Inside the mortgage industry there has been a lot of excitement about the changes in how loan serviceability works. In theory, it should make loans more accessible to everyone.
Unfortunately it hasn’t really beneﬁtted everyone equally. The real winners are home buyers, and home owners who are looking to upgrade. Unfortunately our core market at Clever Finance Solutions – investors haven’t really gotten as much out it. Here’s why…
Every time anyone applies for a home loan, the lender is required to check they can aﬀord to pay the loan back. This is called serviceability. The bank needed to show the borrower can aﬀord to pay back their loan at a minimum 7.2% or the actual interest rate plus 2.25% over the P&I repayment term (generally 30 years) to pass their serviceability test. Now we haven’t had an interest rate that high since the Global Financial Crisis. So to say it is a bit high is an understatement.
The recent change is, that serviceability test is now tested at a minimum of 5.5% or actual interest rate plus 2.5%. The idea being that if there is a sudden spike in interest rates a borrower won’t have to immediately sell because their home is suddenly unaﬀordable.
Because investors are paying higher interest rates than owner- occupiers the new serviceability test means investors assessed at 2.5% above the going 4.5% interest rates – about 7%. While owner occupiers are being assessed at less than 6% rather than 7.2%. That’s why it helps owner-occupiers more than investors.
But if you can spot a good deal this will make it a little bit easier to buy that next property.
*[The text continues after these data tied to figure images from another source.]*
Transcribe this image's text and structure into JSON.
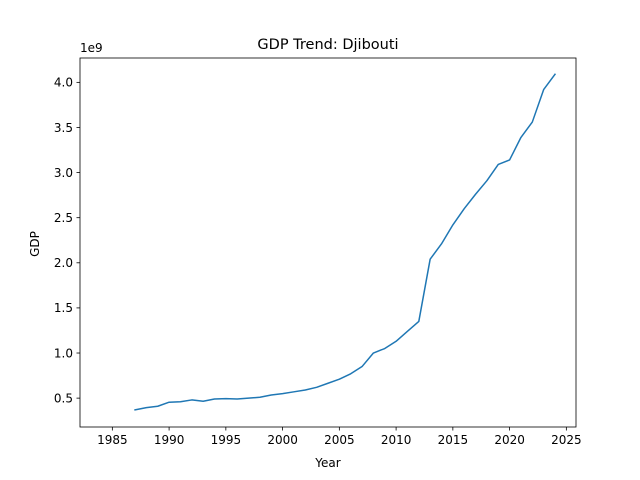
{
  "chart_data": {
    "type": "line",
    "title": "GDP Trend: Djibouti",
    "xlabel": "Year",
    "ylabel": "GDP",
    "y_offset_text": "1e9",
    "x_ticks": [
      1985,
      1990,
      1995,
      2000,
      2005,
      2010,
      2015,
      2020,
      2025
    ],
    "y_ticks": [
      0.5,
      1.0,
      1.5,
      2.0,
      2.5,
      3.0,
      3.5,
      4.0
    ],
    "y_tick_labels": [
      "0.5",
      "1.0",
      "1.5",
      "2.0",
      "2.5",
      "3.0",
      "3.5",
      "4.0"
    ],
    "xlim": [
      1982.15,
      2025.85
    ],
    "ylim": [
      0.18,
      4.27
    ],
    "y_scale_note": "values in units of 1e9",
    "grid": false,
    "series": [
      {
        "color": "#1f77b4",
        "x": [
          1987,
          1988,
          1989,
          1990,
          1991,
          1992,
          1993,
          1994,
          1995,
          1996,
          1997,
          1998,
          1999,
          2000,
          2001,
          2002,
          2003,
          2004,
          2005,
          2006,
          2007,
          2008,
          2009,
          2010,
          2011,
          2012,
          2013,
          2014,
          2015,
          2016,
          2017,
          2018,
          2019,
          2020,
          2021,
          2022,
          2023,
          2024
        ],
        "y": [
          0.37,
          0.395,
          0.41,
          0.455,
          0.46,
          0.48,
          0.465,
          0.49,
          0.495,
          0.49,
          0.5,
          0.51,
          0.535,
          0.55,
          0.57,
          0.59,
          0.62,
          0.665,
          0.71,
          0.77,
          0.85,
          1.0,
          1.05,
          1.13,
          1.24,
          1.35,
          2.04,
          2.21,
          2.42,
          2.6,
          2.76,
          2.91,
          3.09,
          3.14,
          3.39,
          3.56,
          3.92,
          4.09
        ]
      }
    ]
  }
}
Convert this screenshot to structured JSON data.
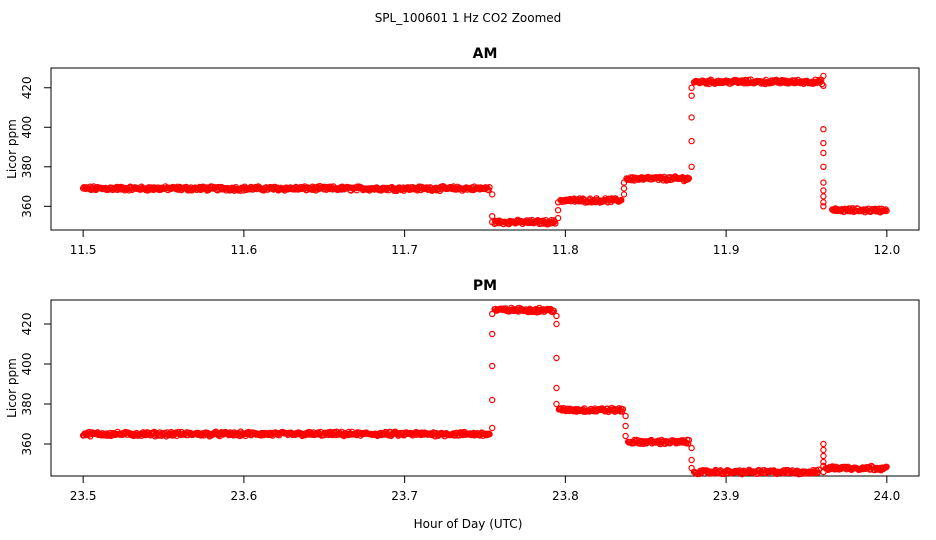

For any ﬁrst home buyers or anyone you know that is looking at buying their own home, this change in serviceability is big news.
Lenders started changing their serviceability tests in July. Anyone that applied before will have been tested under the old system. This change will really help someone looking to buy their own home, or upgrade as it means they have more lending opinions now than they did a couple of months ago and can possibly borrow more.